Sunday morning proved the most profitable time to record the ‘dawn chorus’; a cacophonous array of avian voices singing out at the rising sun. After a few cold (yet caffeinated) mornings, I had a nice collection of these melodious refrains. I started experimenting by applying spectrograms to these recordings to assist in visualising the distinct bird calls. Spectrograms (like the one displayed below) identify the frequency and volume of sounds over time, which can help to visualise patterns in bird calls and songs.

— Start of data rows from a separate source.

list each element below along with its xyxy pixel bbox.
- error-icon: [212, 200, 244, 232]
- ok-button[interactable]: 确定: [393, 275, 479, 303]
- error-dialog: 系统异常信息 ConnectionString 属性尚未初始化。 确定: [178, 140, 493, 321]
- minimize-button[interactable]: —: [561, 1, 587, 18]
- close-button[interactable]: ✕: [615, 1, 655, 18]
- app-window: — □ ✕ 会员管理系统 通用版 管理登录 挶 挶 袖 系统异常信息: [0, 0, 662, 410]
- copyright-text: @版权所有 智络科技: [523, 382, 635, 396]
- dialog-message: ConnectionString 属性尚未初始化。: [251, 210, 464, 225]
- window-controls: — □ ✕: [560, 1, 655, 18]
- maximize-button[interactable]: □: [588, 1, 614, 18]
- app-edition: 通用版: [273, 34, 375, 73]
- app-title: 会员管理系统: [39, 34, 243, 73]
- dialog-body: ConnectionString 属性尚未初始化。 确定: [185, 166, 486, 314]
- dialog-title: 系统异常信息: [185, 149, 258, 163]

I am still getting my ears around identifying the European birdlife by sound, but I was quite taken by the melodic phrasing of a local resident Blackbird.
Sounds of the past and present
I have become very interested in the ways that we, as a modern audience, engage with the remains of ancient monuments on a sensory level. Dan and I set out to record excerpts of Alvin Curran’s sound-installation Omnia flumina Romam Ducunt (‘All Rivers Lead to Rome’), which was presented within the ruins of the Baths of Caracalla. Before we had set up the field-recorder, a momentary buzzing and the ululation of a ‘Roman lupa’ passed our ears in a flurry and quickly faded to silence. So we instead trained our ears upon the immediate soundsphere of the archaeological site itself; the ambient sounds of the space were punctuated sharply by the laughing of gulls, softly by the intermingling of multi-lingual VR audio guides, and harshly by the crunching of gravel underfoot.
At times archaeological sites can be remarkably still, eerily still, and sometimes the silent atmosphere can fool us into projecting this stillness back onto the past. Considering the role and function of the baths for instance, the cavernous space would have been filled with the echoing of voices, and the raucous gurgling and splashing of streams of water. A noisy past succeeded by a certain stillness and the sounds of ringtones, audio-guides, and tourism.
A sound experience…
Ultimately the supportive and encouraging environment that can be found at the BSR has prompted me to reflect critically and creatively on my own academic work. It won’t come as a surprise to hear that my research focuses on the textual representation of animal sounds in ancient Latin texts. In discussing my topic with the BSR’s wide network of scholars and artists I have received stimulating feedback that has energised and encouraged me to both expand and strengthen my research in countless ways. And now with only two months left of my fellowship, there’s still so much more to hear!
Rodney Cross (Macquarie Gale Rome Scholar 2018-19)
Thanks to the generosity of Mrs Janet Gale and the late Dr Bill Gale, the Ancient History Department of Macquarie University offers a scholar from Australia the opportunity to travel to and reside at the British School at Rome for up to six months.